Dive Brief:
- AstraZeneca is planning to adapt its coronavirus vaccine to emerging variants that threaten to reduce the shot's potency "if required" by ongoing testing. Should a new version be needed, the British drugmaker on Thursday said it would take between six and nine months to ramp up to large-scale production.
- The announcement comes days after South Africa stopped rollout of AstraZeneca's vaccine following study results that showed the shot offered reduced protection against mild or moderate COVID-19 caused by the coronavirus variant prevalent in that country, called B.1.351.
- Other vaccine developers are adjusting, too. Moderna has begun work on a new booster shot designed to match the mutations observed in B.1.351. The biotech is also considering whether adding a third dose to its two-shot regimen would be sufficient to raise protection, as are partners Pfizer and BioNtech with their vaccine.
Dive Insight:
Viruses evolve over time as genetic copying errors accumulate. Some of the mutations can make a virus spread more easily among hosts, or cause more severe disease.
One coronavirus variant first identified in the U.K., called B.1.1.7, has been associated with increased transmissibility. Some of the mutations contained in B.1.351, meanwhile, involve the coronavirus' signature "spike" protein, potentially impairing antibodies' ability to bind and neutralize the virus.
Both of those variants have now been identified in the U.S., prompting some to forecast a wave of new infections that could reverse recent declines in new cases.
The vaccines now in clinical trials or already authorized for emergency use were designed to stimulate immunity to the original SARS-CoV-2 strain that emerged in Wuhan, China, just over a year ago. But B.1.351 has become the dominant strain in South Africa and could soon be so in the U.S., raising concerns over the potential for waning vaccine effectiveness.
So far, Moderna has tested its vaccine against a lab-developed "pseudovirus" that looks like B.1.351. When blood samples of vaccinated patients were exposed to the pseudovirus, lower levels of antibodies were produced than the company previously observed with the original virus. But Moderna expects the levels would still be sufficient for protection, although a third shot could be needed to keep up longer-term immunity.
Pfizer and BioNTech tested their vaccine against a pseudovirus that had a B.1.351 mutation thought to impair antibody binding, and found the antibody response was only slightly lower than against the original strain. Pfizer has said it will research a three-dose regimen, and may consider a variant-specific booster, too.

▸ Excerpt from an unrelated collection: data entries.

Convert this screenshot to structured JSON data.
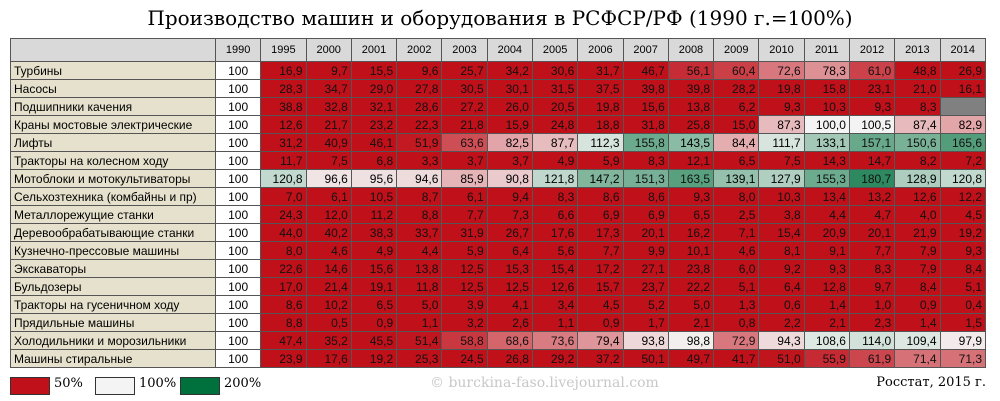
{
  "header": {
    "title": "Производство машин и оборудования в РСФСР/РФ (1990 г.=100%)"
  },
  "table": {
    "columns": [
      "1990",
      "1995",
      "2000",
      "2001",
      "2002",
      "2003",
      "2004",
      "2005",
      "2006",
      "2007",
      "2008",
      "2009",
      "2010",
      "2011",
      "2012",
      "2013",
      "2014"
    ],
    "rows": [
      {
        "label": "Турбины",
        "cells": [
          "100",
          "16,9",
          "9,7",
          "15,5",
          "9,6",
          "25,7",
          "34,2",
          "30,6",
          "31,7",
          "46,7",
          "56,1",
          "60,4",
          "72,6",
          "78,3",
          "61,0",
          "48,8",
          "26,9"
        ]
      },
      {
        "label": "Насосы",
        "cells": [
          "100",
          "28,3",
          "34,7",
          "29,0",
          "27,8",
          "30,5",
          "30,1",
          "31,5",
          "37,5",
          "39,8",
          "39,8",
          "28,2",
          "19,8",
          "15,8",
          "23,1",
          "21,0",
          "16,1"
        ]
      },
      {
        "label": "Подшипники качения",
        "cells": [
          "100",
          "38,8",
          "32,8",
          "32,1",
          "28,6",
          "27,2",
          "26,0",
          "20,5",
          "19,8",
          "15,6",
          "13,8",
          "6,2",
          "9,3",
          "10,3",
          "9,3",
          "8,3",
          null
        ]
      },
      {
        "label": "Краны мостовые электрические",
        "cells": [
          "100",
          "12,6",
          "21,7",
          "23,2",
          "22,3",
          "21,8",
          "15,9",
          "24,8",
          "18,8",
          "31,8",
          "25,8",
          "15,0",
          "87,3",
          "100,0",
          "100,5",
          "87,4",
          "82,9"
        ]
      },
      {
        "label": "Лифты",
        "cells": [
          "100",
          "31,2",
          "40,9",
          "46,1",
          "51,9",
          "63,6",
          "82,5",
          "87,7",
          "112,3",
          "155,8",
          "143,5",
          "84,4",
          "111,7",
          "133,1",
          "157,1",
          "150,6",
          "165,6"
        ]
      },
      {
        "label": "Тракторы на колесном ходу",
        "cells": [
          "100",
          "11,7",
          "7,5",
          "6,8",
          "3,3",
          "3,7",
          "3,7",
          "4,9",
          "5,9",
          "8,3",
          "12,1",
          "6,5",
          "7,5",
          "14,3",
          "14,7",
          "8,2",
          "7,2"
        ]
      },
      {
        "label": "Мотоблоки и мотокультиваторы",
        "cells": [
          "100",
          "120,8",
          "96,6",
          "95,6",
          "94,6",
          "85,9",
          "90,8",
          "121,8",
          "147,2",
          "151,3",
          "163,5",
          "139,1",
          "127,9",
          "155,3",
          "180,7",
          "128,9",
          "120,8"
        ]
      },
      {
        "label": "Сельхозтехника (комбайны и пр)",
        "cells": [
          "100",
          "7,0",
          "6,1",
          "10,5",
          "8,7",
          "6,1",
          "9,4",
          "8,3",
          "8,6",
          "8,6",
          "9,3",
          "8,0",
          "10,3",
          "13,4",
          "13,2",
          "12,6",
          "12,2"
        ]
      },
      {
        "label": "Металлорежущие станки",
        "cells": [
          "100",
          "24,3",
          "12,0",
          "11,2",
          "8,8",
          "7,7",
          "7,3",
          "6,6",
          "6,9",
          "6,9",
          "6,5",
          "2,5",
          "3,8",
          "4,4",
          "4,7",
          "4,0",
          "4,5"
        ]
      },
      {
        "label": "Деревообрабатывающие станки",
        "cells": [
          "100",
          "44,0",
          "40,2",
          "38,3",
          "33,7",
          "31,9",
          "26,7",
          "17,6",
          "17,3",
          "20,1",
          "16,2",
          "7,1",
          "15,4",
          "20,9",
          "20,1",
          "21,9",
          "19,2"
        ]
      },
      {
        "label": "Кузнечно-прессовые машины",
        "cells": [
          "100",
          "8,0",
          "4,6",
          "4,9",
          "4,4",
          "5,9",
          "6,4",
          "5,6",
          "7,7",
          "9,9",
          "10,1",
          "4,6",
          "8,1",
          "9,1",
          "7,7",
          "7,9",
          "9,3"
        ]
      },
      {
        "label": "Экскаваторы",
        "cells": [
          "100",
          "22,6",
          "14,6",
          "15,6",
          "13,8",
          "12,5",
          "15,3",
          "15,4",
          "17,2",
          "27,1",
          "23,8",
          "6,0",
          "9,2",
          "9,3",
          "8,3",
          "7,9",
          "8,4"
        ]
      },
      {
        "label": "Бульдозеры",
        "cells": [
          "100",
          "17,0",
          "21,4",
          "19,1",
          "11,8",
          "12,5",
          "12,5",
          "12,6",
          "15,7",
          "23,7",
          "22,2",
          "5,1",
          "6,4",
          "12,8",
          "9,7",
          "8,4",
          "5,1"
        ]
      },
      {
        "label": "Тракторы на гусеничном ходу",
        "cells": [
          "100",
          "8,6",
          "10,2",
          "6,5",
          "5,0",
          "3,9",
          "4,1",
          "3,4",
          "4,5",
          "5,2",
          "5,0",
          "1,3",
          "0,6",
          "1,4",
          "1,0",
          "0,9",
          "0,4"
        ]
      },
      {
        "label": "Прядильные машины",
        "cells": [
          "100",
          "8,8",
          "0,5",
          "0,9",
          "1,1",
          "3,2",
          "2,6",
          "1,1",
          "0,9",
          "1,7",
          "2,1",
          "0,8",
          "2,2",
          "2,1",
          "2,3",
          "1,4",
          "1,5"
        ]
      },
      {
        "label": "Холодильники и морозильники",
        "cells": [
          "100",
          "47,4",
          "35,2",
          "45,5",
          "51,4",
          "58,8",
          "68,6",
          "73,6",
          "79,4",
          "93,8",
          "98,8",
          "72,9",
          "94,3",
          "108,6",
          "114,0",
          "109,4",
          "97,9"
        ]
      },
      {
        "label": "Машины стиральные",
        "cells": [
          "100",
          "23,9",
          "17,6",
          "19,2",
          "25,3",
          "24,5",
          "26,8",
          "29,2",
          "37,2",
          "50,1",
          "49,7",
          "41,7",
          "51,0",
          "55,9",
          "61,9",
          "71,4",
          "71,3"
        ]
      }
    ]
  },
  "legend": [
    {
      "label": "50%",
      "value": 50,
      "color": "#c0101a"
    },
    {
      "label": "100%",
      "value": 100,
      "color": "#f4f4f4"
    },
    {
      "label": "200%",
      "value": 200,
      "color": "#00703c"
    }
  ],
  "footer": {
    "watermark": "© burckina-faso.livejournal.com",
    "source": "Росстат, 2015 г."
  }
}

Alarm bells started ringing, however, with the disappointing news that AstraZeneca's shot, one of just a few approved globally, offered "minimal protection" against mild and moderate disease caused by B.1.351. The company on Thursday pointed out that the trial enrolled young and healthy patients, making it harder to determine whether vaccination was still protective against severe disease.
Differences in the vaccine technology used by AstraZeneca may make the U.K. company a bit slower to get a variant-specific booster out. Both Moderna's and Pfizer's vaccines use messenger RNA to spur an immune response — a technology that has been praised for its quick development cycle — while AstraZeneca and partner University of Oxford use a modified chimpanzee virus.
In a call with analysts Thursday, Menelas Pangalos, AstraZeneca's head of biopharmaceuticals research and development, described the company's efforts "a few weeks behind the mRNAs but not that far behind."
Getting to large-scale production will be enabled "by utilising existing clinical data and optimizing its established supply chain," the company said in its statement.